Our gahmen recently released a series of four short films surrounding the Covid-19 pandemic. Collectively titled ‘As One’, they are inspired by true events and produced by four Singaporean filmmakers.
And if there’s one video you’d have to watch before you hibernate and wait for 2021 to come, it should be one of them, because other than Goody Feed videos (someone send halp), these videos are worth every single minute of your time.
Make sure you’ve a box of tissue paper beside you as you watch them.
Enjoy Your Stay
The short film Enjoy Your Stay is the brainchild of director Taqir Mansor. It highlights the role of the Singapore Tourism Board (STB) in preparing the country for the crisis.
Namely, they had to move rapidly to convert hotels into dedicated Stay Home Notice (SHN) facilities. This allowed Singaporeans to return from overseas and uphold the safety of their own, as well as the people around them.

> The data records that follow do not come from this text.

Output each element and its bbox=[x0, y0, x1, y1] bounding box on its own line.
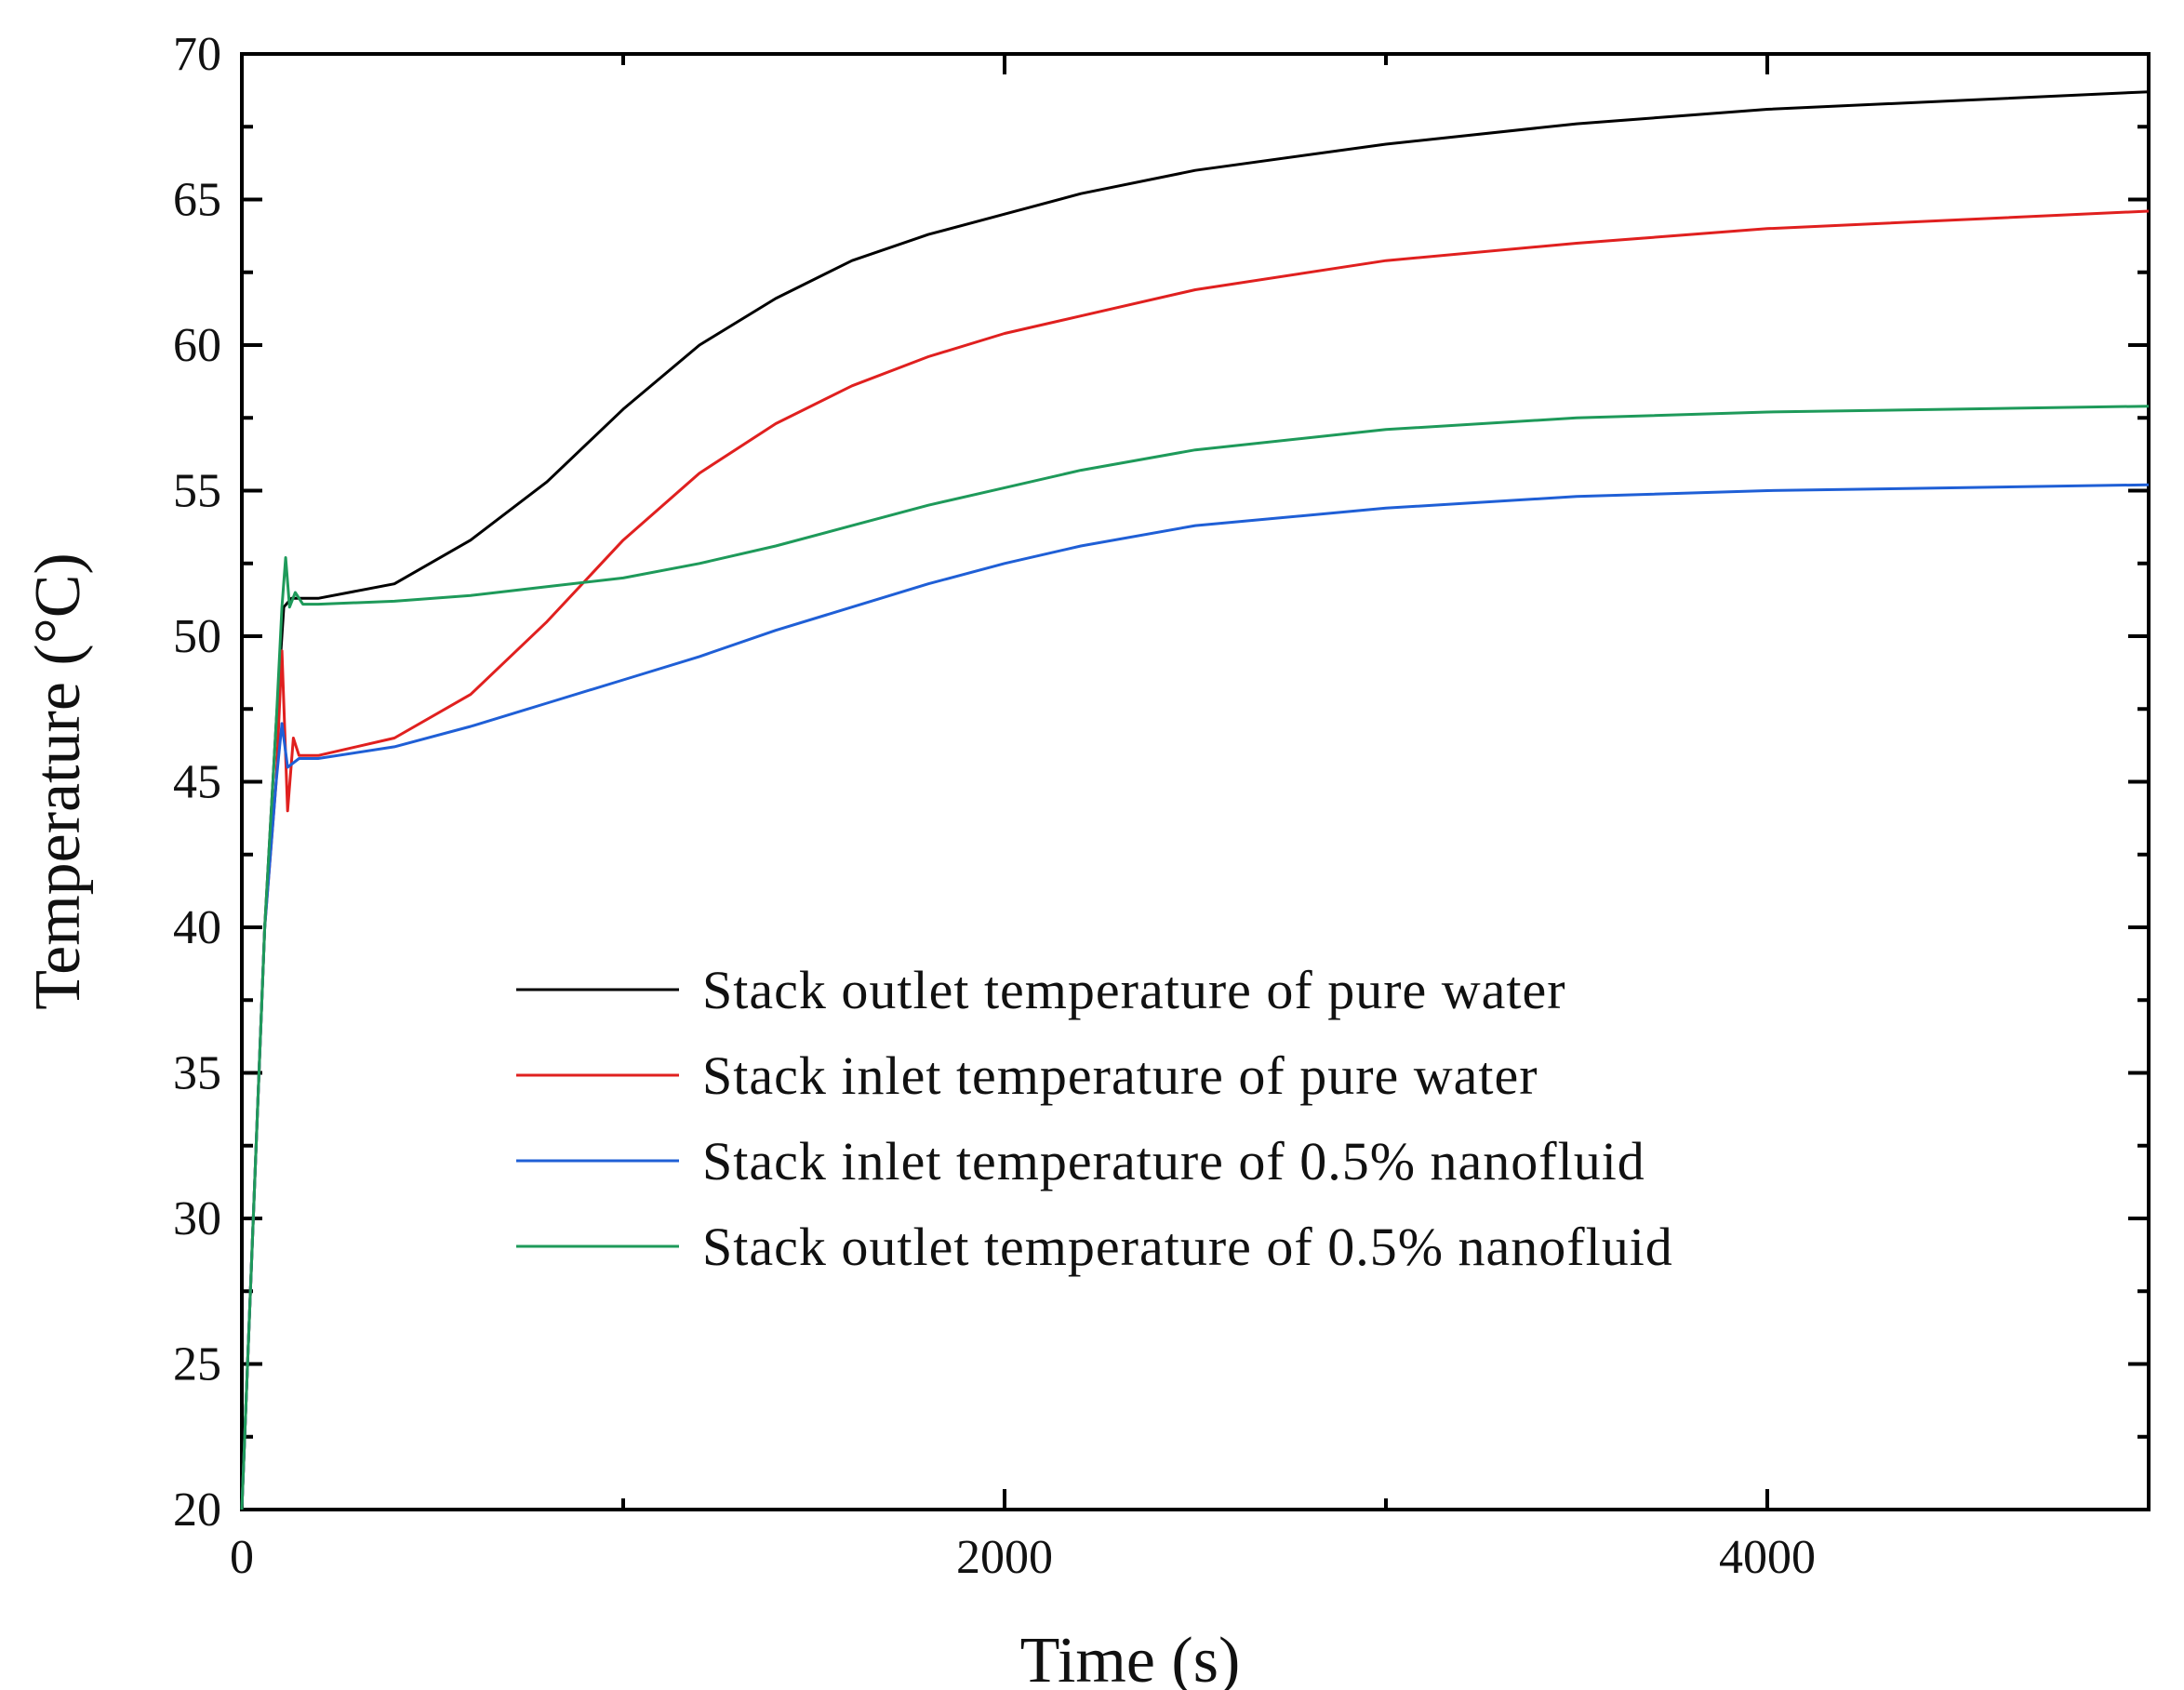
series-layer bbox=[240, 90, 2150, 1510]
y-tick-label: 20 bbox=[173, 1484, 221, 1537]
axis-tick-labels: 20 25 30 35 40 45 50 55 60 65 70 0 2000 4000 bbox=[173, 28, 1816, 1584]
x-tick-label: 4000 bbox=[1719, 1531, 1816, 1584]
legend-label-3: Stack inlet temperature of 0.5% nanoflui… bbox=[702, 1131, 1645, 1191]
series-line-2 bbox=[240, 209, 2150, 1510]
y-axis-title: Temperature (°C) bbox=[22, 552, 94, 1009]
legend-label-4: Stack outlet temperature of 0.5% nanoflu… bbox=[702, 1217, 1673, 1277]
x-tick-label: 0 bbox=[230, 1531, 254, 1584]
y-tick-label: 60 bbox=[173, 319, 221, 372]
legend-label-2: Stack inlet temperature of pure water bbox=[702, 1045, 1538, 1106]
plot-frame bbox=[240, 52, 2151, 1511]
axis-ticks bbox=[240, 52, 2151, 1511]
y-tick-label: 40 bbox=[173, 901, 221, 954]
series-line-3 bbox=[240, 483, 2150, 1510]
y-tick-label: 25 bbox=[173, 1338, 221, 1391]
legend-label-1: Stack outlet temperature of pure water bbox=[702, 960, 1566, 1020]
y-tick-label: 30 bbox=[173, 1192, 221, 1245]
x-axis-title: Time (s) bbox=[1020, 1625, 1241, 1690]
y-tick-label: 70 bbox=[173, 28, 221, 81]
y-tick-label: 55 bbox=[173, 465, 221, 518]
series-line-4 bbox=[240, 405, 2150, 1510]
x-tick-label: 2000 bbox=[956, 1531, 1053, 1584]
y-tick-label: 50 bbox=[173, 610, 221, 663]
series-line-1 bbox=[240, 90, 2150, 1510]
legend: Stack outlet temperature of pure water St… bbox=[516, 960, 1673, 1277]
y-tick-label: 35 bbox=[173, 1047, 221, 1100]
y-tick-label: 65 bbox=[173, 174, 221, 227]
y-tick-label: 45 bbox=[173, 756, 221, 809]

It was undoubtedly a challenge, especially the constant need to revise their guidelines in the early stages as we learn more about the disease with time.
In Safe Hands
Directed by K. Rajagopal, In Safe Hands features two officers from the Ministry of Manpower (MOM). The short film chronicles their journey as they worked closely with other agencies and NGOs to care for the wellbeing of migrant workers at the dormitories.

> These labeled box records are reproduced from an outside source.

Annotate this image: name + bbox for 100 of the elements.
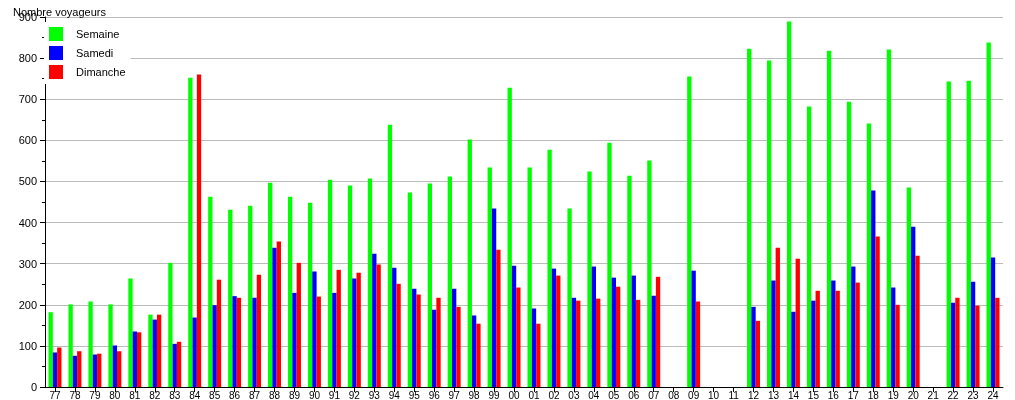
bar (436, 297, 441, 387)
bar (336, 269, 341, 387)
y-tick-label: 0 (30, 381, 37, 393)
bar (387, 124, 393, 387)
bar (248, 205, 253, 387)
bar (487, 167, 492, 387)
legend-label: Dimanche (76, 66, 126, 78)
x-tick-label: 05 (608, 389, 620, 400)
bar (766, 60, 772, 387)
bar (491, 208, 497, 387)
bar (136, 332, 142, 387)
x-tick-label: 24 (987, 389, 1000, 400)
x-tick-label: 95 (408, 389, 421, 400)
bar (372, 253, 377, 387)
bar (791, 311, 796, 387)
y-tick-label: 700 (18, 93, 37, 106)
bar (272, 247, 277, 387)
bar (471, 315, 477, 387)
bar (232, 296, 237, 387)
x-tick-label: 77 (49, 389, 61, 400)
bar (447, 176, 452, 387)
bar (252, 297, 257, 387)
x-tick-label: 98 (468, 389, 481, 400)
bar (531, 308, 537, 387)
bar (835, 290, 840, 387)
y-tick-label: 500 (18, 175, 37, 188)
bar (312, 271, 317, 387)
x-tick-label: 22 (947, 389, 960, 400)
y-tick-label: 200 (18, 298, 37, 311)
bar (635, 299, 641, 387)
bar (97, 353, 102, 387)
bar (771, 280, 776, 387)
bar (416, 294, 421, 387)
x-tick-label: 78 (69, 389, 81, 400)
bar (456, 306, 461, 387)
bar (208, 196, 213, 387)
bar (432, 309, 437, 387)
bar (527, 167, 532, 387)
x-tick-label: 97 (448, 389, 461, 400)
x-tick-label: 15 (807, 389, 820, 400)
bar (975, 305, 980, 387)
bar (755, 320, 761, 387)
x-tick-label: 17 (847, 389, 860, 400)
bar (268, 182, 273, 387)
bar (276, 241, 282, 387)
bar (551, 268, 557, 387)
x-tick-label: 18 (867, 389, 880, 400)
x-tick-label: 19 (887, 389, 900, 400)
x-tick-label: 21 (927, 389, 940, 400)
bar (647, 160, 652, 387)
bar (352, 278, 357, 387)
bar (536, 323, 541, 387)
bar (811, 300, 816, 387)
bar (895, 304, 900, 387)
x-tick-label: 08 (668, 389, 680, 400)
bar (117, 351, 122, 387)
x-tick-label: 90 (308, 389, 321, 400)
bar (287, 196, 293, 387)
x-tick-label: 12 (747, 389, 760, 400)
bar (687, 76, 692, 387)
x-tick-label: 91 (328, 389, 341, 400)
y-tick-label: 600 (18, 134, 37, 147)
x-tick-label: 92 (348, 389, 361, 400)
x-tick-label: 82 (149, 389, 161, 400)
x-tick-label: 16 (827, 389, 840, 400)
bar (955, 297, 960, 387)
bar (128, 278, 133, 387)
bar (196, 74, 202, 387)
bar (607, 142, 612, 387)
bar (148, 314, 153, 387)
bar (52, 352, 58, 387)
bar (855, 282, 860, 387)
bar (591, 266, 597, 387)
bar (296, 262, 301, 387)
bar (866, 123, 872, 387)
x-tick-label: 88 (268, 389, 281, 400)
bar (751, 306, 756, 387)
bar (655, 276, 661, 387)
bar (77, 351, 82, 387)
bar (596, 298, 601, 387)
y-tick-label: 300 (18, 257, 37, 270)
bar (995, 297, 1000, 387)
bar (347, 185, 353, 387)
bar (795, 258, 800, 387)
bar (156, 314, 162, 387)
bar (316, 296, 321, 387)
bar (651, 295, 656, 387)
bar (915, 255, 920, 387)
bar (112, 345, 118, 387)
bar (547, 149, 552, 387)
bar (831, 280, 836, 387)
bar (327, 179, 333, 387)
bar (168, 262, 173, 387)
bar (367, 178, 373, 387)
y-tick-label: 400 (18, 216, 37, 229)
bar (307, 202, 313, 387)
legend-label: Semaine (76, 28, 120, 40)
bar (332, 292, 337, 387)
bar (467, 139, 472, 387)
bar (615, 286, 621, 387)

Dorm clusters were the main contributors to Singapore’s case numbers during the lockdown period. On the flip side of these staggering statistics, migrant workers faced more stress as they remained prohibited to go out over Phase Two. On top of that, they had to endure abhorrent living conditions, which led to worrisome mental health issues.

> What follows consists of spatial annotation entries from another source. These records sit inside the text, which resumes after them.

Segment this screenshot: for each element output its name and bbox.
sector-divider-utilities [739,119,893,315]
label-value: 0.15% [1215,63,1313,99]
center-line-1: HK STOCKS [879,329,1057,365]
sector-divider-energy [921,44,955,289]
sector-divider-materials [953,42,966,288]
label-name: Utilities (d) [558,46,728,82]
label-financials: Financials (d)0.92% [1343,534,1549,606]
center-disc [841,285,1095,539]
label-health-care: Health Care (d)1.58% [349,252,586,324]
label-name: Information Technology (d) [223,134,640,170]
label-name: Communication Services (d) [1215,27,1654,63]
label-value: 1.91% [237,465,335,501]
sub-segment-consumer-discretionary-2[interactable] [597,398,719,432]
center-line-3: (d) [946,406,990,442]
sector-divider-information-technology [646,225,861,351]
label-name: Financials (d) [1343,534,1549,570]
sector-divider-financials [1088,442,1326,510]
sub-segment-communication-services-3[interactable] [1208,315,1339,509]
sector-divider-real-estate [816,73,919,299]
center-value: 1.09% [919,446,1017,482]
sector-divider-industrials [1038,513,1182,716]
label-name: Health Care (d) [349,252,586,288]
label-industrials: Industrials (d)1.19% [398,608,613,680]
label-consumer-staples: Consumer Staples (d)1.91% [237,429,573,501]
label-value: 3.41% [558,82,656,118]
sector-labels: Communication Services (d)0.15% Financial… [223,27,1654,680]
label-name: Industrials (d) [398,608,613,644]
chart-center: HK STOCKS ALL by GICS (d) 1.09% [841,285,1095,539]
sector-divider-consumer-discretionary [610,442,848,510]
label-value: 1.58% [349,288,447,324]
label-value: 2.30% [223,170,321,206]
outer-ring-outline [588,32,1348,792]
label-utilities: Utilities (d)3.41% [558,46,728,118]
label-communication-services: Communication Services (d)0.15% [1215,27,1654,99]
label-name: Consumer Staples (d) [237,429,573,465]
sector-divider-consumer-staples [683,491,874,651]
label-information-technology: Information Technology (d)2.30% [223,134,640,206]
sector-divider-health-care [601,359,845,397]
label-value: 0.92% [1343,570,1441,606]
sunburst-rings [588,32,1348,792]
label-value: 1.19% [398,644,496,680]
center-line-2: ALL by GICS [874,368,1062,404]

The short film showcases governmental efforts to ensure a safe return to work for migrant workers.
Open for Business
Businesses big and small took a direct hit from the pandemic, particularly when the government had to impose a nationwide lockdown.
In order to mitigate the negative economical impacts, the team from GovTech acted fast to develop the SafeEntry system. They also devised protocols alongside businesses that were necessary to enable a safe reopening.
Watch Ellie Ngim’s short film Open for Business to know more about the considerations factored into each policy.
Making the Call
Physical health deterioration is not the only medical emergency to follow the pandemic. Many individuals have also taken an emotional and psychological toll from the pressure and isolation. The National CARE Hotline was hence born in a short notice out of an urgent need to address this hidden threat.
In Making the Call, director Jonathan Choo shines a light on the inspiring story that culminated in this hotline. It required the joint efforts of a team of public officers from the Ministry of Social and Family Development (MSF), the Institute of Mental Health (IMH) and other public agencies.
The hotline is now manned and managed by volunteer psychologists, counsellors, and social workers from the private and community sectors.